Во время своего продолжительного изгнания во Франции он с присущим ему рвением стал заниматься науками; там он составил — и частично осуществил — план большого философского труда. Существующие границы человеческого познания оказались слишком тесными для его горячего и неуемного воображения. Ему нужно было ступить extra flammantia moenia mundiа, 11 и исследовать неведомые и непознаваемые области метафизики, которые открывают необозримый простор полету воображения, области, где бесчисленные догадки восполняют отсутствие знаний, по сути дела недостижимых, и слишком часто называют себя наукой и присваивают присущее ей влияние.
Он был очень красив и умел расположить к себе наружностью своей и манерами; у него были достоинство и воспитанность, какие могут или должны украшать человека знатного и какие не часто встречаются, во всяком случае в нашей стране.
Он исповедывал деизм, верил в некое провидение, но подвергал сомнению бессмертие души и существование загробной жизни, хотя отнюдь не отрицал (как принято думать) ни того, ни другого.
Он умер от ужасной и отвратительной болезни — рака кожи лица и с большой твердостью переносил свои страдания. За неделю до его смерти, убитый горем, я простился с ним. а он в ответ нежно меня обнял и сказал! «Господь, который послал меня сюда, сотворит то, что угодно его воле, а он лучше все знает. Благослови вас господь!».
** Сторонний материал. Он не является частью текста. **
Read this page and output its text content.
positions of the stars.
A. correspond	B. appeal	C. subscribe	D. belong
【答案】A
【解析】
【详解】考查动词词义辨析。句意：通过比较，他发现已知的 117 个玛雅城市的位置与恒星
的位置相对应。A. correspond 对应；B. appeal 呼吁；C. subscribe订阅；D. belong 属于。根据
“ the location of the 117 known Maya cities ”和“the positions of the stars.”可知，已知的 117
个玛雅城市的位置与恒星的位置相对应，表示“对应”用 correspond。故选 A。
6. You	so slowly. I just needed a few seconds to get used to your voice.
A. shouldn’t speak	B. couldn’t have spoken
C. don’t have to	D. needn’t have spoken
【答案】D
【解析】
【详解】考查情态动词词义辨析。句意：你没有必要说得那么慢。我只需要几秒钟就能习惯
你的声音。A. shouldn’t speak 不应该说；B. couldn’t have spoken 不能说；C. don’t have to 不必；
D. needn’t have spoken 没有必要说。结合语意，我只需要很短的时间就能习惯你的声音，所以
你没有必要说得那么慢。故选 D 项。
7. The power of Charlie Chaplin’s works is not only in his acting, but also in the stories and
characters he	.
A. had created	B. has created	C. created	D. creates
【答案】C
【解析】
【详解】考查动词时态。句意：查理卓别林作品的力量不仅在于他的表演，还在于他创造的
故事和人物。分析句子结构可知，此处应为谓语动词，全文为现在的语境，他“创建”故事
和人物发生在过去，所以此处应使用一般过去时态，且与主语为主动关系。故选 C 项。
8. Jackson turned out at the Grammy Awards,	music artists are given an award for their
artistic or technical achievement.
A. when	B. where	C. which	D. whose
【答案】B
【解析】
Что же в итоге мы можем сказать об этом необыкновенном человеке, в котором хорошее и дурное постоянно перемежались и выталкивала друг Друга, кроме как: о бедная человеческая природа!
М-р Полтни 12
(Написано в 1763 году)
М-ра Полтни природа создала для удовольствий — для людных сборищ и веселых пирушек. Делами его заставило заниматься чувство обиды. Он считал, что сэр Роберт Уолпол не уважает его, и во всеуслышание поклялся не только отомстить ему, но и вообще его извести. У этого человека были блестящие способности, удивительная живость ума; он был наделен редким даром слагать самые увлекательные и забавные стихи, как-то эпиграммы, баллады, оды и т. п.; все это давалось ему исключительно легко. Стихотворения его порою превращались в сатиры, зачастую бывали фривольны, при этом всякий раз — исполнены остроумия.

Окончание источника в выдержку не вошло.